Thérèse fit une grimace.
– Tiens, malheureux…, dit-elle; il est difficile.
– Il en restera toujours, quoique je fasse, sur mon visage et dans mes manières, une trace désagréable pour les yeux du roi et des princesses, qui ne cherchent que la joie et le contentement. Que dirais-je là?… que ferais je?…
– On dirait que vous doutez de vous; mais celui qui a écrit La Nouvelle Héloïse et Les Confessions, celui-là, monsieur, n’a-t-il donc pas plus d’esprit pour parler, pour agir, que nous autres tous tant que nous sommes?
– Je vous assure, monsieur, qu’il m’est impossible…
– Ce mot-là, monsieur, n’est pas connu chez les princes.
– Voilà pourquoi, monsieur, je resterai chez moi.
– Monsieur, vous ne me ferez pas, à moi, messager téméraire qui me suis chargé de donner satisfaction à madame la dauphine, vous ne me ferez pas cette mortelle peine de m’obliger de retourner à Versailles, honteux, vaincu; ce serait un tel chagrin pour moi, que je m’exilerais à l’instant même. Voyons, cher monsieur Rousseau, pour moi, pour un homme rempli d’une sympathie profonde pour toutes vos œuvres, faites ce que votre grand cœur refuserait à des rois qui solliciteraient.

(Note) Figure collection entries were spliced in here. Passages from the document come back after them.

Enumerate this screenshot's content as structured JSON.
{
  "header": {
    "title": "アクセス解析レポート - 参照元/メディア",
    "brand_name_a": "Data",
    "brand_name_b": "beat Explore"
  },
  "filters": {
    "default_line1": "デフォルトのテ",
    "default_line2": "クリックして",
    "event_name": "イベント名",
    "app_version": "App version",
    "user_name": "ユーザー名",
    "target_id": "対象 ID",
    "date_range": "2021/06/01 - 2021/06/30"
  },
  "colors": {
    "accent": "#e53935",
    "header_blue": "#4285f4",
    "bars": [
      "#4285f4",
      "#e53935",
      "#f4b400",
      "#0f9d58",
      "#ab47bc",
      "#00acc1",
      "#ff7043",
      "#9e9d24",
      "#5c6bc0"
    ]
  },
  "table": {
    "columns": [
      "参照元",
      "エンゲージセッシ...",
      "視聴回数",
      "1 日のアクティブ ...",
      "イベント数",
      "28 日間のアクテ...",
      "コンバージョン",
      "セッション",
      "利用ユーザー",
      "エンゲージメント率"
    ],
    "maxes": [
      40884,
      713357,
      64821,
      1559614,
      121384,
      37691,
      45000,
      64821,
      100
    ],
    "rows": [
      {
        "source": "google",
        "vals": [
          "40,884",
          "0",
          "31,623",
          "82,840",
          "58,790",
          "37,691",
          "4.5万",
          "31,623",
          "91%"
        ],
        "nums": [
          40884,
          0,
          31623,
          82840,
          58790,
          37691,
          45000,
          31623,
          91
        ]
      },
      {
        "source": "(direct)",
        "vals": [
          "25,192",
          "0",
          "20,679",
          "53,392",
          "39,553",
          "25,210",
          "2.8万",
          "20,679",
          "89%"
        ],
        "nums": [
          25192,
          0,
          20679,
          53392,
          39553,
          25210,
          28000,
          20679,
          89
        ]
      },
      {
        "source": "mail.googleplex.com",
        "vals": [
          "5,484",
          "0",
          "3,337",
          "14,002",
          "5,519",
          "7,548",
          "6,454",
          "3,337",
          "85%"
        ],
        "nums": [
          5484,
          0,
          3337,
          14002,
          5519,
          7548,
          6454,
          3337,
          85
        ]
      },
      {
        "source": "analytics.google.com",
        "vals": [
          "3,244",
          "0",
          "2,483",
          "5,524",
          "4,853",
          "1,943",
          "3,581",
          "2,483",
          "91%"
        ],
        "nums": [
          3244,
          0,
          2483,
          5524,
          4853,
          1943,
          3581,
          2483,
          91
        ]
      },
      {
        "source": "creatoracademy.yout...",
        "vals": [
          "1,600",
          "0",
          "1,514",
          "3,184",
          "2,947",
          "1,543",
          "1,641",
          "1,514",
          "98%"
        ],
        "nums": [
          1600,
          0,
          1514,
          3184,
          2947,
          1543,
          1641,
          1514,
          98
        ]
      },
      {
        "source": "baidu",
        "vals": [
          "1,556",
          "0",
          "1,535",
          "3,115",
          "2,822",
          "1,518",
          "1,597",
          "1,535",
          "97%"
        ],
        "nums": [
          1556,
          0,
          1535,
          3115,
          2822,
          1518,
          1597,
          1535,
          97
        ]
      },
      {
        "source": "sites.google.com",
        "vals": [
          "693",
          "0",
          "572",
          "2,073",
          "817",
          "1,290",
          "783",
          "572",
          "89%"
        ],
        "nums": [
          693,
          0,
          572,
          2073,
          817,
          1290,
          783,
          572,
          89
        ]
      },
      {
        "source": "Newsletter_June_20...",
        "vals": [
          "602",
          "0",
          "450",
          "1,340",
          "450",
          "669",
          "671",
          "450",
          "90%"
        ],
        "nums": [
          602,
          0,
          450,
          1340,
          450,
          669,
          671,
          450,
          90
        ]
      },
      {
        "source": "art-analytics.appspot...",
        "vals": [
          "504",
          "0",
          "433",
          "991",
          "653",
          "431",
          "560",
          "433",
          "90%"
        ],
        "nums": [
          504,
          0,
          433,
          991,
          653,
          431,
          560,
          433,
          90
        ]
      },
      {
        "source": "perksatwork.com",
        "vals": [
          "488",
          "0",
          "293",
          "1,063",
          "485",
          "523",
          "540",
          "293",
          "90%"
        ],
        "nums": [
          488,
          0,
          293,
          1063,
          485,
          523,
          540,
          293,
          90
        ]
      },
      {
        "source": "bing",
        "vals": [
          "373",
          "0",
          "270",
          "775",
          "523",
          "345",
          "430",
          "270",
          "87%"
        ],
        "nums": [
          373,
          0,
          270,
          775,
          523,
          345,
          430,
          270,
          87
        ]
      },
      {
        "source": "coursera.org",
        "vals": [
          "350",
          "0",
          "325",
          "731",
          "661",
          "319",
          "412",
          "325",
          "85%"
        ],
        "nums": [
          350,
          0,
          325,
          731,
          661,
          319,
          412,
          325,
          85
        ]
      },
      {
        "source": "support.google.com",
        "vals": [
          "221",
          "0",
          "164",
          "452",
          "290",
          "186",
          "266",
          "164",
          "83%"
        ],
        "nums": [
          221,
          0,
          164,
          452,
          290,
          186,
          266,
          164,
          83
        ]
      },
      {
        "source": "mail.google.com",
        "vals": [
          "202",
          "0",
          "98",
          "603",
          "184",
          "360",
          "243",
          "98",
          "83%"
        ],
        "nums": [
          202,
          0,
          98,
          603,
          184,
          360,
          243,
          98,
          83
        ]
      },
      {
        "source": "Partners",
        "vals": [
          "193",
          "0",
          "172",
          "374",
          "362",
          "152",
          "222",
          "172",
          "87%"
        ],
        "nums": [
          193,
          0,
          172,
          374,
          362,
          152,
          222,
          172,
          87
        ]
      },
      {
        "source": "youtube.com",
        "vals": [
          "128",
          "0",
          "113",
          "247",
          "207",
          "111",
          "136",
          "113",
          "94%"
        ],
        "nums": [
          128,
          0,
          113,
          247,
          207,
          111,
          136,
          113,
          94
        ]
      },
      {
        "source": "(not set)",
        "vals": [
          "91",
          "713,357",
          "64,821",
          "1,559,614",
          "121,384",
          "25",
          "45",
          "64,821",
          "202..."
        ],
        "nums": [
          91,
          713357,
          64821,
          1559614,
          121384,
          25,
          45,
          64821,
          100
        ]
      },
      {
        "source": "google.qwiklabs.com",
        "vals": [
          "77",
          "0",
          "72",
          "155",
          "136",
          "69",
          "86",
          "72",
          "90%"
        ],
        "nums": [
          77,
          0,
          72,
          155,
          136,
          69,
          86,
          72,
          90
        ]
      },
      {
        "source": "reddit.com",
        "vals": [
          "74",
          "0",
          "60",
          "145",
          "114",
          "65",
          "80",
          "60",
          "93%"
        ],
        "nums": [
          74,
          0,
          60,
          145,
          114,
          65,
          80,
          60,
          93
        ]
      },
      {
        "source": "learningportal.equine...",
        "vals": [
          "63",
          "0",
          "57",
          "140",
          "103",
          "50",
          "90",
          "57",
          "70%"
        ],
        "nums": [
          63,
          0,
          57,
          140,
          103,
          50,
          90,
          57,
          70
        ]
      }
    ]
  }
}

– Monsieur, votre grâce parfaite me gagne le cœur; votre éloquence est irrésistible, et vous avez une voix qui m’émeut plus que je ne saurais dire.
– Vous vous laissez toucher?
– Non, je ne puis… non, décidément; ma santé s’oppose à un voyage.
– Un voyage? Oh! monsieur Rousseau, y pensez-vous? Une heure un quart de voiture.
– Pour vous, pour vos fringants chevaux.
– Mais tous les chevaux de la cour sont à votre disposition, monsieur Rousseau. Je suis chargé par madame la dauphine de vous dire qu’il y a un logis pour vous préparé à Trianon; car on ne veut pas que vous reveniez aussi tard à Paris. M. le dauphin, d’ailleurs, qui sait toutes vos œuvres par cœur, a dit devant sa cour qu’il tenait à montrer dans son palais la chambre qu’aurait occupée M. Rousseau.
Thérèse poussa un cri d’admiration, non pour Rousseau, mais pour le bon prince.
Rousseau ne put tenir à cette dernière marque de bienveillance.
– Il faut donc me rendre, dit-il, car jamais je n’ai été si bien attaqué.
– On vous prend par le cœur, monsieur, répliqua M. de Coigny; par l’esprit, vous seriez inexpugnable.
– J’irai donc, monsieur, me rendre aux désirs de Son Altesse royale.
– Oh! monsieur, recevez-en tous mes remerciements personnels. Permettez que je m’abstienne, quant à madame la dauphine: elle m’en voudrait de l’avoir prévenue pour ceux qu’elle veut vous adresser elle-même. D’ailleurs, vous savez, monsieur, que c’est à un homme de remercier une jeune et adorable femme qui veut bien faire des avances.
– C’est vrai, monsieur, répliqua Rousseau en souriant; mais les vieillards ont le privilège des jolies femmes: on les prie.
– Monsieur Rousseau, vous voudrez donc bien me donner votre heure; je vous enverrai mon carrosse, ou plutôt je viendrai vous prendre moi-même pour vous conduire.